The toughest challenge when making an all-time Italy XI is the defensive line.
The Azzuri, being a nation that has lifted 4 World Cups, are known for their production of defensive legends, with the likes of Franco Baresi, Paolo Maldini and Fabio Cannavaro, being just a few of them.
Formation : 4-2-3-1
Goalkeeper: Gianluigi Buffon
Gigi is widely considered as one of the best goalkeepers we've ever seen. His outstanding shot-stopping ability and his great personality are the reasons he is the most capped player in the Italian national team's history, with 137 appearances.
Right-Back: Paolo Maldini
Yeah, I know, the great Paolo Maldini never actually played as a right-back (even though he could do it perfectly), but this is the best possible way to put almost every legendary Italian defender in one squad.
Maldini is one of the greatest leaders of his generation, commanding the defence with his genius tackling and marking skills.
Centre-Back: Franco Baresi
Undoubtedly one of the finest central defenders ever, Franco Baresi had a beautiful career for both his club and country. Known as "Piscinin" (Little One) he could dominate every striker of the opposition with his glorious tackling and marking skills and his excellent positioning.
Centre-Back: Fabio Cannavaro
Even though Gaetano Scirea was probably a greater player, Cannavaro makes the cut for his outstanding performances in the 2006 World Cup.
Such performances that led Italy to celebrate the title - and led him to win the Ballon d'Or at the end of the year.
Left-Back: Giacinto Facchetti
Facchetti is considered one of the greatest left-backs to ever play the game. He was also one of the first true attacking full-backs who used to surge forward and participate in every attacking play.
He was a physical monster, nearly impossible to dribble past - also serving as Italy’s leader for many years, winning 94 caps.
Defensive-Midfielder: Marco Tardelli
An indispensable member of the Azzuri's squad in the 70's and 80's, Tardelli is mostly remembered for his goal celebration in the 1982 World Cup final.
He could fit perfectly as a box-to-box or a defensive-midfielder, as he provided a great balance in the midfield with his passing skills, great tackling and positioning.
Centre-Midfielder: Andrea Pirlo
Andrea Pirlo's lovely style of play made him one of the leading exponents of his position. He single-handedly reinvented the old position of Regista, the deep-lying playmaker, and he is the leader of the current Italian midfield, providing great short and long passes, excellent touch and control of the ball.
He also chips in with his deadly set-pieces.
Right-Midfielder: Roberto Baggio
Regarding raw football talent and skill-set, Baggio is probably the best Italian player ever.

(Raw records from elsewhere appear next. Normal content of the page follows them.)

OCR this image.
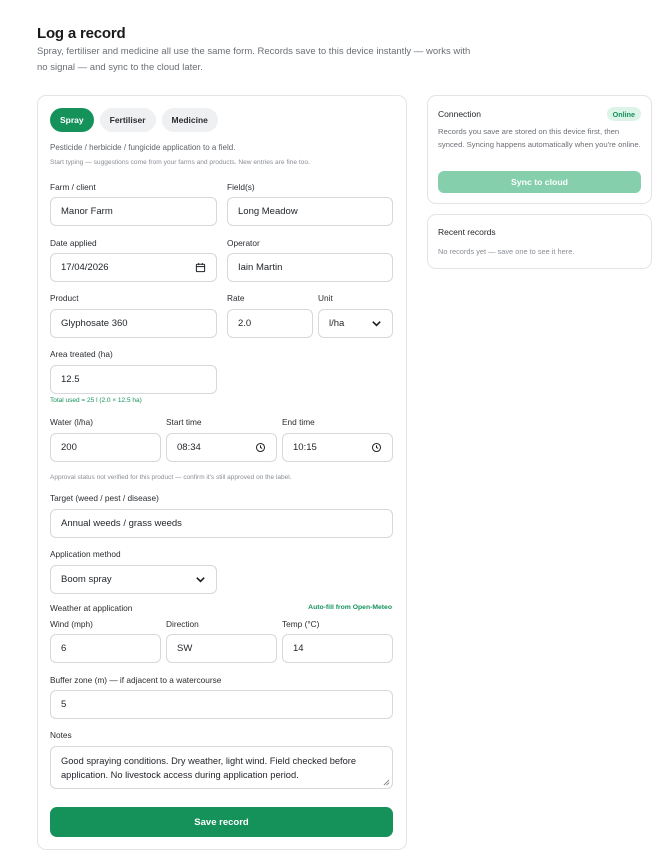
Log a record
Spray, fertiliser and medicine all use the same form. Records save to this device instantly — works with no signal — and sync to the cloud later.
Spray	Fertiliser	Medicine
Pesticide / herbicide / fungicide application to a field.
Start typing — suggestions come from your farms and products. New entries are fine too.
Farm / client
Manor Farm
Field(s)
Long Meadow
Date applied
17/04/2026
Operator
Iain Martin
Product
Glyphosate 360
Rate
2.0
Unit
l/ha
Area treated (ha)
12.5
Total used = 25 l (2.0 × 12.5 ha)
Water (l/ha)
200
Start time
08:34
End time
10:15
Approval status not verified for this product — confirm it's still approved on the label.
Target (weed / pest / disease)
Annual weeds / grass weeds
Application method
Boom spray
Weather at application	Auto-fill from Open-Meteo
Wind (mph)
6
Direction
SW
Temp (°C)
14
Buffer zone (m) — if adjacent to a watercourse
5
Notes
Good spraying conditions. Dry weather, light wind. Field checked before application. No livestock access during application period.
Save record
Connection	Online
Records you save are stored on this device first, then synced. Syncing happens automatically when you're online.
Sync to cloud
Recent records
No records yet — save one to see it here.
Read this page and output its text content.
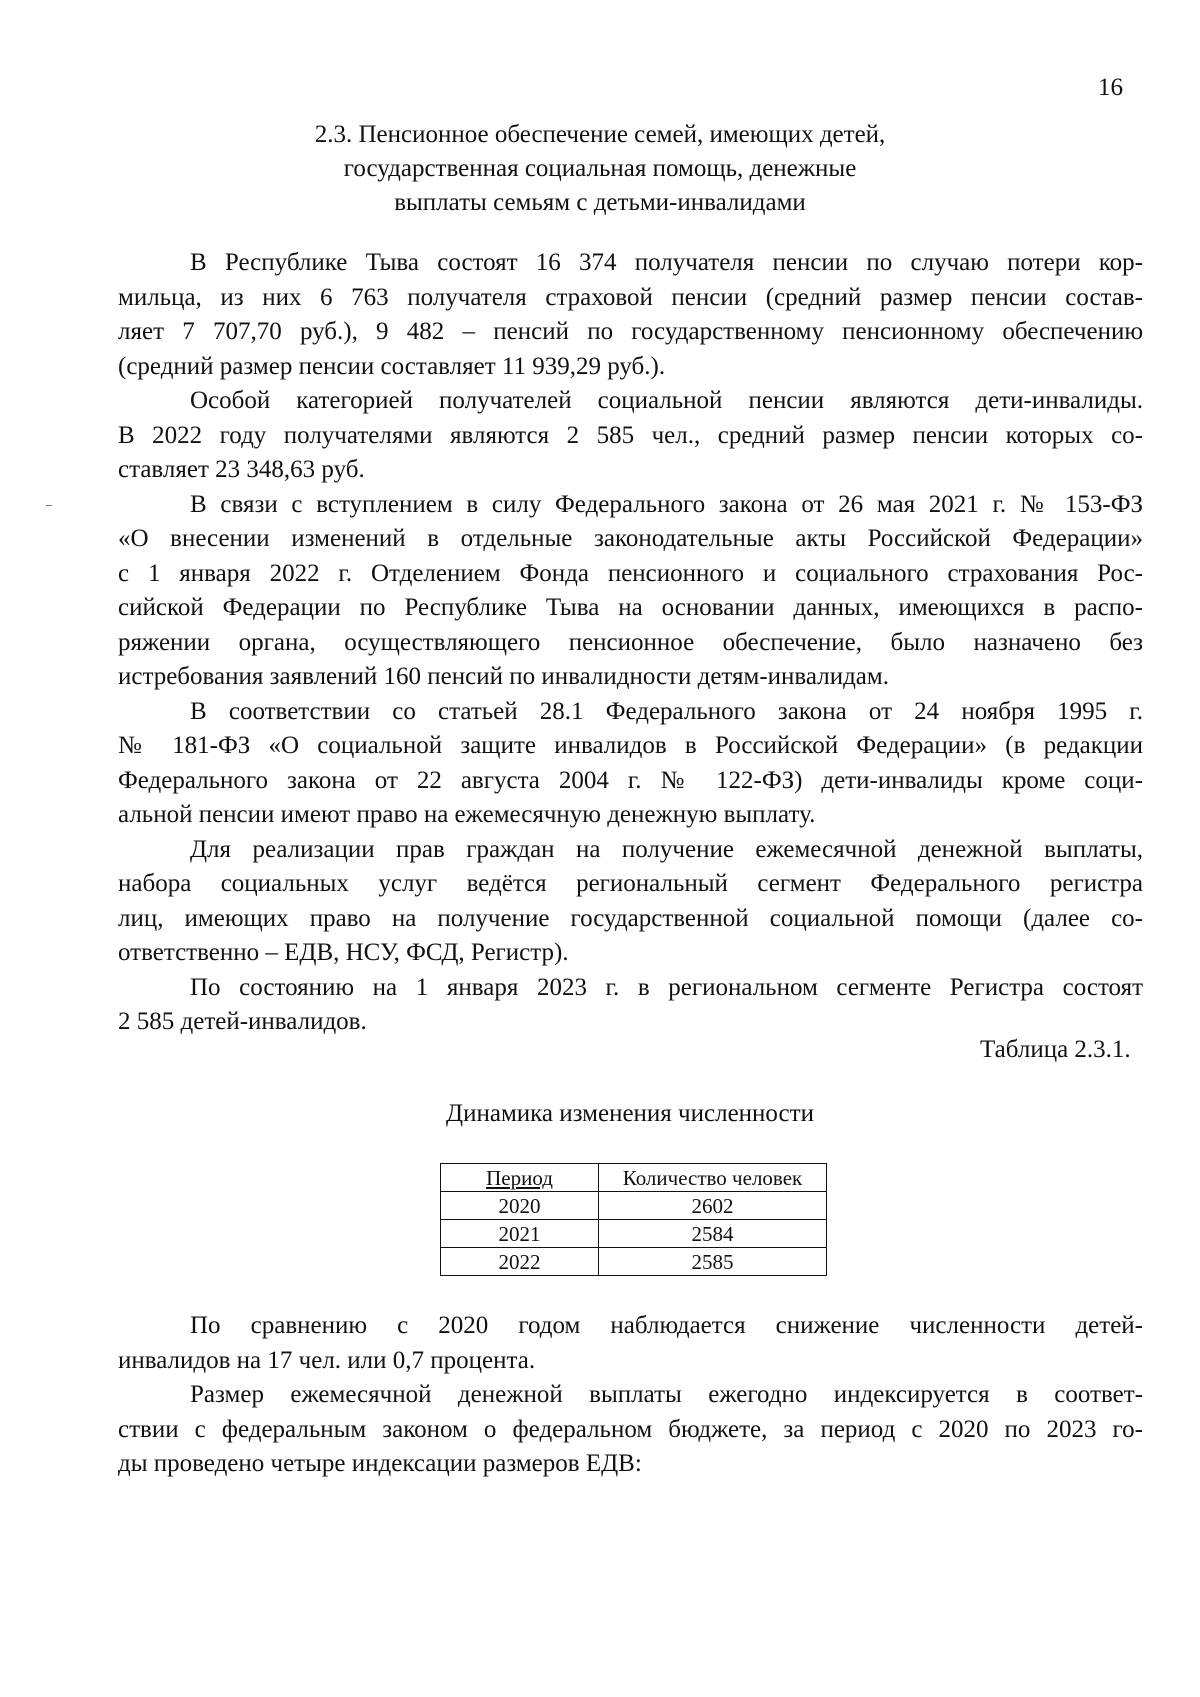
16
2.3. Пенсионное обеспечение семей, имеющих детей,
государственная социальная помощь, денежные
выплаты семьям с детьми-инвалидами

В Республике Тыва состоят 16 374 получателя пенсии по случаю потери кор-
мильца, из них 6 763 получателя страховой пенсии (средний размер пенсии состав-
ляет 7 707,70 руб.), 9 482 – пенсий по государственному пенсионному обеспечению
(средний размер пенсии составляет 11 939,29 руб.).

Особой категорией получателей социальной пенсии являются дети-инвалиды.
В 2022 году получателями являются 2 585 чел., средний размер пенсии которых со-
ставляет 23 348,63 руб.

В связи с вступлением в силу Федерального закона от 26 мая 2021 г. № 153-ФЗ
«О внесении изменений в отдельные законодательные акты Российской Федерации»
с 1 января 2022 г. Отделением Фонда пенсионного и социального страхования Рос-
сийской Федерации по Республике Тыва на основании данных, имеющихся в распо-
ряжении органа, осуществляющего пенсионное обеспечение, было назначено без
истребования заявлений 160 пенсий по инвалидности детям-инвалидам.

В соответствии со статьей 28.1 Федерального закона от 24 ноября 1995 г.
№ 181-ФЗ «О социальной защите инвалидов в Российской Федерации» (в редакции
Федерального закона от 22 августа 2004 г. № 122-ФЗ) дети-инвалиды кроме соци-
альной пенсии имеют право на ежемесячную денежную выплату.

Для реализации прав граждан на получение ежемесячной денежной выплаты,
набора социальных услуг ведётся региональный сегмент Федерального регистра
лиц, имеющих право на получение государственной социальной помощи (далее со-
ответственно – ЕДВ, НСУ, ФСД, Регистр).

По состоянию на 1 января 2023 г. в региональном сегменте Регистра состоят
2 585 детей-инвалидов.

Таблица 2.3.1.
Динамика изменения численности
Период	Количество человек
2020	2602
2021	2584
2022	2585

По сравнению с 2020 годом наблюдается снижение численности детей-
инвалидов на 17 чел. или 0,7 процента.

Размер ежемесячной денежной выплаты ежегодно индексируется в соответ-
ствии с федеральным законом о федеральном бюджете, за период с 2020 по 2023 го-
ды проведено четыре индексации размеров ЕДВ:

The Divine Ponytail won the Ballon d’or in 1993, and, despite famously missing that penalty in the 1994 final, played a tremendous tournament.
He proved himself in every other possible way, passing defenders with every way imaginable, setting phenomenal free-kicks and making the crowd get on their feet every time he touched the ball.
Attacking-Midfielder: Alessandro Del Piero
The Juventus legend never really managed to tap his full potential for his country, but no-one can deny his excessive talent.
Armed with an all-encompassing range of shooting, vision, great technique and goalscoring ability, he was able to win 97 caps for Italy - and score 27 goals.
Left-Midfielder: Gianni Rivera
Considered Italy's golden boy, Gianni Rivera is one of the Azzuri's most creative players ever. The 1969 Ballon d'Or winner was an elegant dribbler with passing and playmaking abilities matched by only a really small amount of players in his time.
Centre-Forward: Giuseppe Meazza
His name is widely known as the re-name of the San Siro stadium.
The Italian forward who was known as "Peppino", was an incredibly prolific scorer, remembered for his hallmark shots, speed and dribbling ability.
He won the 1934 and 1938 World Cups with Italy, being the outstanding star in both of them.